A veces, el ingrediente principal de un postre no es el azúcar. Mariró cocina desde los recuerdos y las emociones, dando vida a postres que celebran la memoria.
Mariró es un ejemplo de que los sueños se pueden alcanzar a corta edad cuando se trabaja con pasión. Egresada en Gastronomía por la Universidad Anáhuac Cancún, pasó por las cocinas del Marriott y aprendió de uno de los grandes: el chef Jesús Escalera. Esta joven chef, fan de Disney y de los libros de gastronomía, formó su camino entre recetas dulces desde que era una niña. Hoy, sus creaciones son una mezcla entre memorias, emoción y familia.
En 2021, Mariró cambió El Jardín de las Delicias por su marca homónima para darle un carácter más personal a su proyecto; tres años después, ese sueño se concretó con su tienda física ubicada en Plaza Las Palmas, en Cancún. De su cocina surgen preparaciones que reflejan su propio gusto y que, gracias a su técnica y sabor, han conquistado a su clientela. Aunque el camino no ha sido sencillo, la chef repostera nos cuenta que para ella lo primordial es buscar la autenticidad en lo que hace y escuchar a sus clientes.
De color verde menta y acabados que recuerdan a las pastelerías parisinas, pero con un toque moderno, la tienda roba las miradas. El lugar podría confundirse con una joyería, aunque sus postres, con su delicadeza, podrían serlo. Mariró es una chef sensible, gracias a su amor al piano y la fotografía. En la vitrina de su pastelería se exhiben postres exquisitos con sabores florales y afrutados, pero también con combinaciones divertidas que despiertan el antojo.

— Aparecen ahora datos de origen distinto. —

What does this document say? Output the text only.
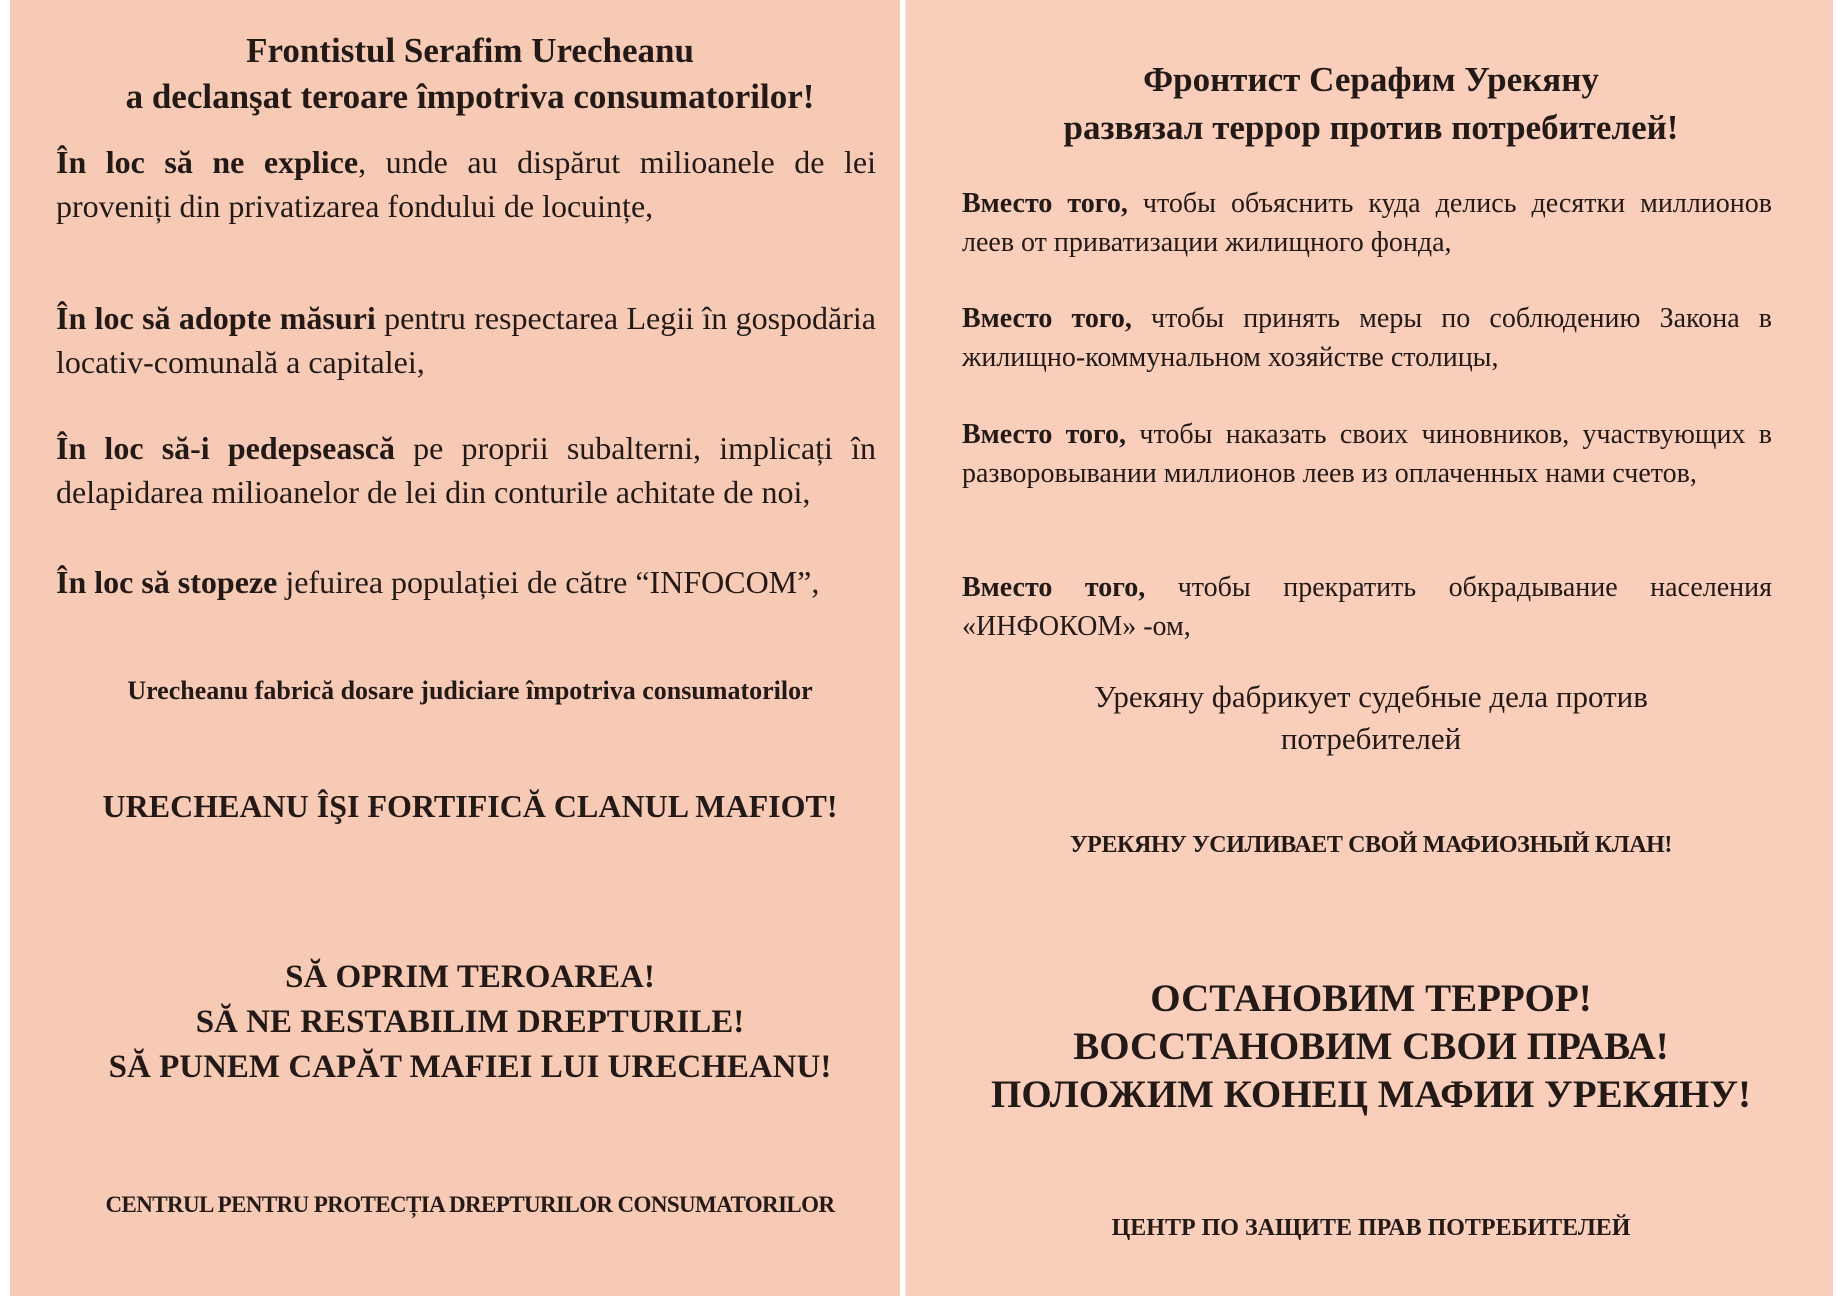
Frontistul Serafim Urecheanu
a declanşat teroare împotriva consumatorilor!
În loc să ne explice, unde au dispărut milioanele de lei proveniți din privatizarea fondului de locuințe,
În loc să adopte măsuri pentru respectarea Legii în gospodăria locativ-comunală a capitalei,
În loc să-i pedepsească pe proprii subalterni, implicați în delapidarea milioanelor de lei din conturile achitate de noi,
În loc să stopeze jefuirea populației de către “INFOCOM”,
Urecheanu fabrică dosare judiciare împotriva consumatorilor
URECHEANU ÎŞI FORTIFICĂ CLANUL MAFIOT!
SĂ OPRIM TEROAREA!
SĂ NE RESTABILIM DREPTURILE!
SĂ PUNEM CAPĂT MAFIEI LUI URECHEANU!
CENTRUL PENTRU PROTECȚIA DREPTURILOR CONSUMATORILOR
Фронтист Серафим Урекяну
развязал террор против потребителей!
Вместо того, чтобы объяснить куда делись десятки миллионов леев от приватизации жилищного фонда,
Вместо того, чтобы принять меры по соблюдению Закона в жилищно-коммунальном хозяйстве столицы,
Вместо того, чтобы наказать своих чиновников, участвующих в разворовывании миллионов леев из оплаченных нами счетов,
Вместо того, чтобы прекратить обкрадывание населения «ИНФОКОМ» -ом,
Урекяну фабрикует судебные дела против
потребителей
УРЕКЯНУ УСИЛИВАЕТ СВОЙ МАФИОЗНЫЙ КЛАН!
ОСТАНОВИМ ТЕРРОР!
ВОССТАНОВИМ СВОИ ПРАВА!
ПОЛОЖИМ КОНЕЦ МАФИИ УРЕКЯНУ!
ЦЕНТР ПО ЗАЩИТЕ ПРАВ ПОТРЕБИТЕЛЕЙ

Los roles de canela son su preparación insignia y uno de sus productos más vendidos. Cada mes hay un sabor distinto que renueva y da frescura a su menú. En su vitrina también destacan los brownies, la primera receta que cocinó junto a su mamá y que hoy forma parte de su línea fija de postres, pero ahora se sirven al estilo Dubái, adaptándose a las tendencias.
La tarta de limón, por su parte, es el resultado de un examen final en la universidad, y con el tiempo la perfeccionó para ofrecerla a sus clientes. El pan de plátano es una de las preparaciones más especiales de Mariró, pues la receta es de su bisabuela, a quien de cariño llamaba Mamú. Cada receta tiene un lazo hogareño, pues todas forman parte de un recuerdo familiar y personal. Mariró comenta:
Para la chef no solo es importante dominar la técnica y conocer de números para emprender. Mariró destaca el valor de la salud mental, el equilibrio entre una vida digna y el trabajo, pero también la importancia de cuidar la relación con quienes forman su equipo.
Así, esta joven chef cancunense cumple cada día sus sueños, compartiendo sus sabores a través de su pastelería, que en principios fueron sueños y que hoy están materializados en cada rebanada dulce.